It’s a bit ironic that on the web site I have set up for – among other things – testing purposes, I have a seemingly unresolvable issue with Jetpack’s Photon.
So what is Photon?
To quote the official documentation, “Photon is an image acceleration and editing service for sites hosted on WordPress.com or on Jetpack-connected WordPress sites. That means less load on your host and faster images for your readers.”
So how does this really work? Enabling Photon will allow Jetpack to copy and distribute your images on wordpress.com servers around the world and serve them to the viewer’s browser from those servers instead of your hosting service provide3r’s actual server. This will speed up your site because:
- WordPress.com servers are likely faster than your host’s server
- WordPress.com servers are distributed around the world, so your images will be served from a server closest to the request, which will allow for greater download speeds
- Photon will store your images in several sizes and send the appropriate image for each request; ie if the request is for an 400x400px image, Photon will take care to serve the actual 400x400px image instead of a larger image which would unnecessarily slow down the download
And the best part is that all you have to do to use it is click one simple button..!
Is it really worth it?
Is the resulting speed-up really worth the one-click trouble? If you want an in-depth analysis, check out this great article by Dave Warfel on this subject. If you just want a short answer, for sites that serve multiple images per page or post, it’s definitely worth a shot.
Are there any pitfalls to this approach? Well, an obvious one is that your images will get copied – multiple times – to some servers where you have no control over them, or your copyright. If this worries you, see what Robin Cornett says on this subject in his Think twice about using Photon article, and decide for yourself if the risk is worth it.
For me personally, on this site, the concerns about copyright and image distribution issues are non-existent, so I sure do want to use Photon. Additional points are that it’s there with Jetpack anyway, and it’s Free, so – why not?
Also, the annoying “Must be enabled to use tiled galleries” notion leans me in the “hell yeah” direction: I hate crowding my sites with superfluous plug-ins, and I’d really love to use the one I already have installed to get as much as possible done.
So what’s the problem
Because apparently something doesn’t work. By enabling Photon, all of my images on this web site get broken and don’t display at all. What the Hell!??! Now, while pretty neat, Photon really isn’t necessary, so I could resolve this issue just by turning it off – but #1 – I don’t like such easy solutions, and #2 – I have found that resolving such issues often results in a broad learning experience. So let us dig in!
By studying the official documentation, in the Limitations section I have stumbled upon this little bit of information:
- We only fetch, resize, and serve gif, png, and jpg images from servers that listen on port 80 for HTTP and port 443 for HTTPS. This is about 99.99% of the web servers in the world. If you are having issues, please try using this filter.
So, it figures my server would be in the 0.01%, right?Overall, it’s likely an SSL issue since I’m on a free-hosted web service and I didn’t really bother with the SSL certificates on this site.
So the documentation says I should add a bit of code, somewhere, somehow. Since the referenced bit of code seems to be an action, I checked out the How to use actions and filters article in Jetpack documentation and used the Code snippets plugin to apply the bit of code.
The bit of code that made sense to add was
apply_filters ( 'jetpack_photon_reject_https', true );
since the documentation claims the function defaults to “false” and yeah, it seems it does. However, this gave no results so I tried the less logical,
apply_filters ( 'jetpack_photon_reject_https', false);
solution. Sadly, so far none of them worked or caused any changes.
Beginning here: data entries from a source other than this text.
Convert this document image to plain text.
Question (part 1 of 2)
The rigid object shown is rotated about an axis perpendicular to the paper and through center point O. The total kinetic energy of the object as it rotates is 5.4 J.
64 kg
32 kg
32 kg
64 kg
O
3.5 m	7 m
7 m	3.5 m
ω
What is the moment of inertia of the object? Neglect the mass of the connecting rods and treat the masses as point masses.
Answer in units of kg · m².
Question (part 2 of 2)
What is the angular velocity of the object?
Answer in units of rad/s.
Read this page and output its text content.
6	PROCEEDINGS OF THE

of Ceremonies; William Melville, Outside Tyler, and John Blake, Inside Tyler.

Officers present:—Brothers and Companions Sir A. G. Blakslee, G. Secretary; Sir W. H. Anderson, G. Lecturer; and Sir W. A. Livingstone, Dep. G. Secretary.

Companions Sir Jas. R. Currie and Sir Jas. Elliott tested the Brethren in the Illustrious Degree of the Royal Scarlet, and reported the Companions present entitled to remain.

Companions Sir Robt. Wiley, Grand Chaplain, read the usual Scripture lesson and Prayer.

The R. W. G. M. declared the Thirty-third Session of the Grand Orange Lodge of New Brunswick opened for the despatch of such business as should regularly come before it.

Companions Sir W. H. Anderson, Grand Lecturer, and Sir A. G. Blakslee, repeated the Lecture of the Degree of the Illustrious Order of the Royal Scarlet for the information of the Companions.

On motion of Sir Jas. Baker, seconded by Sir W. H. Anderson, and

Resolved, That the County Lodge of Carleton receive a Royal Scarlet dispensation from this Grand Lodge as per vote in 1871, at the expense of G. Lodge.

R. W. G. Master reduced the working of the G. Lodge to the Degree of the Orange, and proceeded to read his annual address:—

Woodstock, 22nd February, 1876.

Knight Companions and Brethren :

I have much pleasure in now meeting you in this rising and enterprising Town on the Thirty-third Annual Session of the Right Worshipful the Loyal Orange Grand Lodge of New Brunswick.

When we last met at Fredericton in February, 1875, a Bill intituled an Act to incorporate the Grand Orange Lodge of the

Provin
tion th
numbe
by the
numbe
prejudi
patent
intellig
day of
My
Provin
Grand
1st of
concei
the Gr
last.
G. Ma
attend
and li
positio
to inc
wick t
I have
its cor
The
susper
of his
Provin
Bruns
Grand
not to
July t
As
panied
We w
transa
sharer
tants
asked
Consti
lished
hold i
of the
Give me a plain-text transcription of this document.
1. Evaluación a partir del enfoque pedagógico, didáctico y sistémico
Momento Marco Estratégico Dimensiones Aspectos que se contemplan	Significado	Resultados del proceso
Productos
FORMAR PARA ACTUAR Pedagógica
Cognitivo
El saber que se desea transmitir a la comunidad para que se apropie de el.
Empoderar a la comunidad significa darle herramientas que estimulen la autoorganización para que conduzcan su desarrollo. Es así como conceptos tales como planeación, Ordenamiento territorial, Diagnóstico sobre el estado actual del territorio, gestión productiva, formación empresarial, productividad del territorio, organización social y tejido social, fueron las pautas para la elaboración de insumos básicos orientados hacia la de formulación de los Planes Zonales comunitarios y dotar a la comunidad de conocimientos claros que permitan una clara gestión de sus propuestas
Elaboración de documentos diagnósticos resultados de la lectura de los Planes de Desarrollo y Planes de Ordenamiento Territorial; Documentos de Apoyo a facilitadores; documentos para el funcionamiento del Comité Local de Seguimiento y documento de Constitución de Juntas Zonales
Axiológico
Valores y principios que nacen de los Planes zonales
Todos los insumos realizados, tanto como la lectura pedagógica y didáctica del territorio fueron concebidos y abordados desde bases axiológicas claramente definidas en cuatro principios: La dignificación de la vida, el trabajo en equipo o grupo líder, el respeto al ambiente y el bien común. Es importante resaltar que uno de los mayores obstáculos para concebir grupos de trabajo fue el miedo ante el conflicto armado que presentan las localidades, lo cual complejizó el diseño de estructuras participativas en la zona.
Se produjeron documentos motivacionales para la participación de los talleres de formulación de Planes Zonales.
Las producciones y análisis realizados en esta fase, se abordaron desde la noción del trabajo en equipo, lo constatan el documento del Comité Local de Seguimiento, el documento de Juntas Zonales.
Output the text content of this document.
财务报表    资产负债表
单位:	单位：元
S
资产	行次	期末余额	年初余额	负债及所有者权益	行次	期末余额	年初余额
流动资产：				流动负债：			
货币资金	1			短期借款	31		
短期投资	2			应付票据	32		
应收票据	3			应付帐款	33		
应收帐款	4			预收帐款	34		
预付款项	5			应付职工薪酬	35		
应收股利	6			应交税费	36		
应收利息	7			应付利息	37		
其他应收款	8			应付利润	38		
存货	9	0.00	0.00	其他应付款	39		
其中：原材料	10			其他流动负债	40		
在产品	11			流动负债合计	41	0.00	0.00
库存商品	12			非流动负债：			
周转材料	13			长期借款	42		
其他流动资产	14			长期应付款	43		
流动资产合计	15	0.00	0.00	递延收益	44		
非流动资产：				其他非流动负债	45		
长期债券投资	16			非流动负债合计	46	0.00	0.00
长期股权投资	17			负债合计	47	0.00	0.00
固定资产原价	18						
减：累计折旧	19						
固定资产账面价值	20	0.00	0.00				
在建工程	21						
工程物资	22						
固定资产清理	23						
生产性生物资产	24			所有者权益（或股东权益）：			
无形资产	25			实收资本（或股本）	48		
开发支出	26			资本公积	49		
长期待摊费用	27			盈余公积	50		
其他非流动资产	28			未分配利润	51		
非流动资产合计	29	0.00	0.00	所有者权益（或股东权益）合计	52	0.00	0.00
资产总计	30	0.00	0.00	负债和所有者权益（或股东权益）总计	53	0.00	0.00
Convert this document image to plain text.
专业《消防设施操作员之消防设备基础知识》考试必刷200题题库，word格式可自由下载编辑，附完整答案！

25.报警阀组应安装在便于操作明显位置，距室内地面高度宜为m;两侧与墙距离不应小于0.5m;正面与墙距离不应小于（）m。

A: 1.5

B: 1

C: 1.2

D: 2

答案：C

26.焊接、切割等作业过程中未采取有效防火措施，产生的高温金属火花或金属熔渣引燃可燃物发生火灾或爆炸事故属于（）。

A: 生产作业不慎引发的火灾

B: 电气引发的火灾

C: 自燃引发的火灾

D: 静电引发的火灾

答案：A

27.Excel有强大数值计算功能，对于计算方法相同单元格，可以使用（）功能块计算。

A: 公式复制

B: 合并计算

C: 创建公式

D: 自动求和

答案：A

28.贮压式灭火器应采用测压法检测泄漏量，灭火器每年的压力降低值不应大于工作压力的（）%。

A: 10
Why did you use a code snippets plugin?
Essentially, it’s important to not edit any code in WordPress you didn’t write yourself. If you modify any original code you are risking breaking your site due to one of the following scenarios:
- the theme or the plug-in could get updated and your code could get erased
- the theme or the plug-in could get updated and your code could cause some kind of a conflict
- your could decide to change the theme while forgetting which modifications you made, where, and why and your site would get broken
This is why it’s important to always use child themes in order to modify themes; create your own plug-ins if you need to modify plug-ins, or use a code snippets plug-in for minor modifications.